I would suggest to anyone who is going through challenging experiences in their life to check out this book. The insights contained within it are priceless, and if we can apply the concepts in our daily lives, we can make changes for the better, starting small and the potential for global change. In this day and age, there is a lot of negativity. To see it, all you have to do is jump in your car and drive for five minutes, and it will be proven by the amount of road rage on our highways. If we could all practice a little kindness and compassion towards others, it will be returned to us, because in my opinion, kindness is infectious. Want proof? Try opening a door and letting someone go in before you. It may not happen every time, but more often than not, when I do it, in general I get a smile and a “thank you.” Even if I am having a bad day, that immediately makes me feel better, and it makes me happy that I showed kindness to another human being.

Wishing you all happiness!

 

 

Happiness Part 1

Posted: 11/08/2009 in Happiness

Considering all that I have been through over the last few months, one factor of my life that has constantly been on my mind is happiness. For many years, I have not truly been happy, due to many tragedies that I have experienced. I won’t get into any details, but since the year 2000, I have gone through a divorce, my father passed away, I was diagnosed with Congestive Heart Failure and had open heart surgery, lost one of my twin boys to Cerebral Palsy, and am now going through a second divorce.

For many years, I have not made the conscious decision that I deserve to be happy, and to be quite honest, I don’t really know how to be happy. After going through all of these experiences, my way of dealing with them has been to close myself off, internalize my pain, and unfortunately drive away those closest to me, which was unintentional. Of course, I have done many things with my loved ones that make me happy, but as with all things, there is the factor of impermanence. The fun times only last so long, and then it’s back to reality; such as the vacation is over and you have to go back to work, and feeling completely free from the confines of everyday life, bills, and responsibilities comes to an end. It is at that point where life started to wear on me. Anxiety, worry, and stress were all my normal emotions, which were manifested as irritability, and even anger, and making my loved ones feel completely unloved by me.

I have realized that the real problem lies within myself and how I react to the stresses of life. Coming to that conclusion, I decided to educate myself and make personal changes to my philosophy of life and how I view the world and my place in it.

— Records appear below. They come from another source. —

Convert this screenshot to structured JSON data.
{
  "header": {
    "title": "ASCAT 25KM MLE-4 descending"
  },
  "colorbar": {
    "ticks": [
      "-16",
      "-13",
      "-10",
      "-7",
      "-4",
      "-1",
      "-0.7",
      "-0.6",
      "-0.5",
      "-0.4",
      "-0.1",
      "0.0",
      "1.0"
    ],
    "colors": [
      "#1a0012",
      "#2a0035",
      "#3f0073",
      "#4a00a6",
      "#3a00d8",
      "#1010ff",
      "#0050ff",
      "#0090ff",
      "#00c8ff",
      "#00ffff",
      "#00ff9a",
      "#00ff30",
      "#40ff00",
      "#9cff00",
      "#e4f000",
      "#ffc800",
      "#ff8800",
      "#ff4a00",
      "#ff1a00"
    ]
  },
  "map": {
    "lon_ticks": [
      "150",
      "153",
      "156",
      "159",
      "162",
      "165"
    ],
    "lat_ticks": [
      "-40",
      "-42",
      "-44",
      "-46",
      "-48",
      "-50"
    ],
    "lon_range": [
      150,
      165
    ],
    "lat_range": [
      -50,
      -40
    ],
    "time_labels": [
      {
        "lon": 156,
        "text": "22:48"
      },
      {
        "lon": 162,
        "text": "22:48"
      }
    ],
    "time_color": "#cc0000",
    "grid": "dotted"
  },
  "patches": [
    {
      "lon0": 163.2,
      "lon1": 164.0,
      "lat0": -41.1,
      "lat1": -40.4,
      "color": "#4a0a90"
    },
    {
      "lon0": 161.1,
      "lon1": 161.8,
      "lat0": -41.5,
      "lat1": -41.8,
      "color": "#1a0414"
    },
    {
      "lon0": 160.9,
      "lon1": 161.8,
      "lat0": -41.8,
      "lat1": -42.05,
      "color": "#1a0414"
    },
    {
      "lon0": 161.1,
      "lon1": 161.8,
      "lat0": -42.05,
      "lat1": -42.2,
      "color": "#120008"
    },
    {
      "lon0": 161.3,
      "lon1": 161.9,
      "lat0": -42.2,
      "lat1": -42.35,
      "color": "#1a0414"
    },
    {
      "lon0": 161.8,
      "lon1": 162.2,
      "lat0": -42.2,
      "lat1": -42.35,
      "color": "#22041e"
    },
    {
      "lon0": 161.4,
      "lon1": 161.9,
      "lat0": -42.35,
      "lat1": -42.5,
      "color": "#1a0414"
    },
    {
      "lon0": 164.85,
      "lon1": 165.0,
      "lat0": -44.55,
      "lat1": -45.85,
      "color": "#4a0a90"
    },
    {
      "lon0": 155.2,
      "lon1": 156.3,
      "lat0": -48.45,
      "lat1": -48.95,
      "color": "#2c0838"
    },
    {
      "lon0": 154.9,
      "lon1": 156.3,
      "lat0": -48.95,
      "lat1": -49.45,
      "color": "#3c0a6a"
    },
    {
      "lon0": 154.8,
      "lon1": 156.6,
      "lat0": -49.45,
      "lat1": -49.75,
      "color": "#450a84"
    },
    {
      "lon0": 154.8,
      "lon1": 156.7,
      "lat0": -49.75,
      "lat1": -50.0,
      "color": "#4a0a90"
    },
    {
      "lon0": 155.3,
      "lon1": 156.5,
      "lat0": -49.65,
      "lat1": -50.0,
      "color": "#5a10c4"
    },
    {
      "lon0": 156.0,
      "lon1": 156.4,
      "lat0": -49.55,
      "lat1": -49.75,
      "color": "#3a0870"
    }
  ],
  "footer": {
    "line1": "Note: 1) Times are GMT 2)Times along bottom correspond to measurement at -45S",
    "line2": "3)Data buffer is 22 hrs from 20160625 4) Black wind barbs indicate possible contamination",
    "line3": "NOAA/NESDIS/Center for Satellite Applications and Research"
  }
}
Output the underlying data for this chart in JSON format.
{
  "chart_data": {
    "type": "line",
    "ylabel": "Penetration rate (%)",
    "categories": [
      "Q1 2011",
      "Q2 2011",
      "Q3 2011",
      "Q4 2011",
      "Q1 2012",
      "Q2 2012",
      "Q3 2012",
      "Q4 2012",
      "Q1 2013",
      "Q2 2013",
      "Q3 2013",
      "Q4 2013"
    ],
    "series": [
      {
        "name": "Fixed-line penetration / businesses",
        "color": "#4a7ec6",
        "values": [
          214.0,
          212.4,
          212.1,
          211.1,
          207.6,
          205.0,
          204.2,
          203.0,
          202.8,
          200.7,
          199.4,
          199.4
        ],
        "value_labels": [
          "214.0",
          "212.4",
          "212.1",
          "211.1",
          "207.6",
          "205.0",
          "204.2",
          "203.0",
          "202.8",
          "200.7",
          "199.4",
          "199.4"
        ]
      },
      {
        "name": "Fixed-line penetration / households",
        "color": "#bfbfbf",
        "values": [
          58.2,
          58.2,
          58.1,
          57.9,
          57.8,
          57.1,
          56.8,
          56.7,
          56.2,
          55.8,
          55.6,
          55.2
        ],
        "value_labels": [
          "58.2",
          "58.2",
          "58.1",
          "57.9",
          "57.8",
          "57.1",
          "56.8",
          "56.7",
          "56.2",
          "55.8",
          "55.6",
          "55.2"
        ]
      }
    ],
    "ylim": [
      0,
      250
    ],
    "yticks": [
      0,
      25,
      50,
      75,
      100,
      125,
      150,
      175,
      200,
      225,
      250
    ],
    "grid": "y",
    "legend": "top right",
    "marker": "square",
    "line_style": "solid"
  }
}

At this time, I am reading The Art of Happiness by the Dalai Lama. A few things I have learned are as follows:

1. Our purpose in life is to seek happiness: The source of happiness in our lives is how we perceive our situation and how satisfied we are with what we have and finding contentment. We can achieve contentment by not having what we want, but to want and appreciate what we have.

2. Happiness vs. Pleasure: True happiness relates to the mind and heart. Happiness that depends on physical pleasure is unstable and impermanent, such as the vacation mentioned earlier.

3. We must have mental discipline: we need to identify and cultivate positive mental states and identify and eliminate negative mental states. An undisciplined mind brings about suffering, which is also impermanent, but it’s how we react to the suffering and deal with it is how we can achieve happiness in any situation.

4. The practice of Dharma is a constant battle within, replacing previous negative conditioning and habits with new positive conditioning.

I will address more insights I have learned so far from this book in Happiness Part 2. As always, comments are welcome!

The First Step

Posted: 11/03/2009 in Uncategorized

As the saying goes, a journey of a thousand miles begins with the first step. This blog is my first step. I have made many changes in my life in the last few months due to some experiences that have rocked me to the very core of my existence. This blog will be my account of this new journey I have decided to begin. I hope others will benefit from what I will be sharing here. Comments are always welcome!